I definitely embrace spontaneity. I can look at a painting for weeks not knowing what to do with it, and one day I will walk into my studio, look at it, and just suddenly know what I need to do, whether that be a line, a change of color or putting something in or taking something out. Sometimes, it’s just a sudden knowing of what I need to do. If a painting isn’t working for me or if I’m extremely stuck, I will flip it upside down and make something new, not caring about what happens to it because it already looks a mess, so how much worse could it get. This is a new way of working for me, and it’s when interesting and exciting things start to happen. I find it much more fun and exciting working in this way, because I have no idea what is going to happen, and the mistakes are sometimes the best part.
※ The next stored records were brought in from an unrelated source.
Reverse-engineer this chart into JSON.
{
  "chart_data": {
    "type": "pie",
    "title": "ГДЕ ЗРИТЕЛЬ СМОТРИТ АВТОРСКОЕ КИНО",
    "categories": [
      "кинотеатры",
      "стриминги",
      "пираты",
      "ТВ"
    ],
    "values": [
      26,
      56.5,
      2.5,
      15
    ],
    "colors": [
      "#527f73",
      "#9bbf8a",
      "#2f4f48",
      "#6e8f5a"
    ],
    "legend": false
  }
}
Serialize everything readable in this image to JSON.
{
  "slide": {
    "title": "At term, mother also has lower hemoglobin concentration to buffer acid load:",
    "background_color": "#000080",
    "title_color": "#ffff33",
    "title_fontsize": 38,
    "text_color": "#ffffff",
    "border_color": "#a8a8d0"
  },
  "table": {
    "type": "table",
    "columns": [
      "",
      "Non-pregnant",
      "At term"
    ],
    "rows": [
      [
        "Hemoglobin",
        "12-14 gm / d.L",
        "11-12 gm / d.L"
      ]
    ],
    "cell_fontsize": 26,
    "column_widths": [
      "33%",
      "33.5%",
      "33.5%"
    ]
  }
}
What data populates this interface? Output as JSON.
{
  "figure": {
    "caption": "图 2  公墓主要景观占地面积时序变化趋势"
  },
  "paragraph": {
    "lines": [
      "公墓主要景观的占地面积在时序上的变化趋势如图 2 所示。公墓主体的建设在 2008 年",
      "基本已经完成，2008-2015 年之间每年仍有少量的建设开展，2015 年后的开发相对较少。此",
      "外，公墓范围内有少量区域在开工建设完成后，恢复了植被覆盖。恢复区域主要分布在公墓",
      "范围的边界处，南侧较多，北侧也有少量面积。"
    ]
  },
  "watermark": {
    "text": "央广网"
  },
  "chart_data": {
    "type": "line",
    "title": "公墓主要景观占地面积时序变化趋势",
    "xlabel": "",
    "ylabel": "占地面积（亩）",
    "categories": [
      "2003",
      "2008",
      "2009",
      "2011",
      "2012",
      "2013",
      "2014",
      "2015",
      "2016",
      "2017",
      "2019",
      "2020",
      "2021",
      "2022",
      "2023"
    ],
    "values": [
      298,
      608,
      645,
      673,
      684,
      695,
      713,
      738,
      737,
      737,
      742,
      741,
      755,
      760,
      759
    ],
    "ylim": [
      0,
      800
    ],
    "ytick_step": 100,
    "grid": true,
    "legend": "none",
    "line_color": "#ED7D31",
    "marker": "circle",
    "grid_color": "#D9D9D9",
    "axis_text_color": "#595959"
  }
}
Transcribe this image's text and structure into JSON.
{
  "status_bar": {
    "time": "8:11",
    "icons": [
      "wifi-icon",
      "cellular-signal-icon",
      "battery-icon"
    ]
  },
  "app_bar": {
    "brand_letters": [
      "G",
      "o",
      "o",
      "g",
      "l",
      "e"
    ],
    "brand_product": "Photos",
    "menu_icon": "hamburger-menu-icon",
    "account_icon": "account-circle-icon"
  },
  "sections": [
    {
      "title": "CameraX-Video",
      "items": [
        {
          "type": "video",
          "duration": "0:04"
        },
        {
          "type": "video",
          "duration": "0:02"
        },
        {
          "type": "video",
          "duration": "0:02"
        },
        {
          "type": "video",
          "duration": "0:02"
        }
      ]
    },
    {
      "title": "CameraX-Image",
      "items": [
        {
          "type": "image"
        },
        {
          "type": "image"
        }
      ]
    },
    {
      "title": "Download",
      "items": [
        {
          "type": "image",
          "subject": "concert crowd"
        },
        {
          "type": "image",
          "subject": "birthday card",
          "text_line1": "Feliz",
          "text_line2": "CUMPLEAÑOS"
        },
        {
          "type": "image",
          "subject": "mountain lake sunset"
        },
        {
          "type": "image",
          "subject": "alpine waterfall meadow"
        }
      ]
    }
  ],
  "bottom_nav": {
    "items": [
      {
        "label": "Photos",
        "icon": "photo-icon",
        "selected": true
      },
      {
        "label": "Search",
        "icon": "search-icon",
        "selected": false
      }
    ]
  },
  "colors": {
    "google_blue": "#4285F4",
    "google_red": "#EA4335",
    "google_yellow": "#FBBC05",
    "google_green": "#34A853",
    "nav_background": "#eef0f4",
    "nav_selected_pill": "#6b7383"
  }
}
Let’s discuss mental health. What is your position on this matter and how does it affect your daily life? When you work, do you get into a meditative state, and in that sense, is painting therapeutic for you?
I have quite bad social anxiety at times, which can also sometimes lead to depression. In the past, I never would have been so open about it, but it’s played such a huge part in my work, that it’s important to talk about. Anxiety affects me everyday, from being able to leave the house, to being able to go out with friends, to overthinking most conversations I have with people. I am so much better at managing it now then I was a few years ago, but it was extremely bad when I was at university, and I feel that I missed out on so many things because of it. I have always used drawing and painting as an outlet to help me release some of that frustration I have with myself in not being able to allow myself to be vulnerable with other people for fear of hurt and rejection, which in turn has lead me to feel trapped and isolated. I tend to overthink everything, and painting is something that allows me to escape from overthinking and to just be. So, in a sense, it is a meditative process and it allows me to be in the present and fully focus on making something, so that I don’t have time to think about any of the pointless things I was worrying and agonising over before. I am completely distracted, and feel most free and confident when I am painting.
From my last visit to your studio, you mentioned the desire to move to London from Essex, to be closer to the boiling art ecosystem…Do you think this change would affect your practice, due to the fact that your work is very much based on your surroundings and experiences in a rustic and lonely town?
It would change my practice, and that is something I will always embrace. My work has changed drastically due to my last two residencies, and it has pushed my work further. I have recently started working in London, so hopefully the move will be soon. I feel that I really need this change, as I wish to be closer to a creative buzz and to be working amongst other artists again. I suppose the surroundings of London life and my experiences there will be an interesting change to life in the countryside.
Lately, are you trying new techniques, as for instance, collaging and sewing? Is the fact that you don’t have training with textiles lead you to trust more your instincts at the time to work with them?
I did do a recent experiment with sewing onto the canvas, and do want to continue with that technique. I did textiles at A-Level, so I have a little bit of knowledge of how to use a sewing machine, and would like to incorporate it into my work. However, I am still trying to work out how to do it, just by playing around with it for now.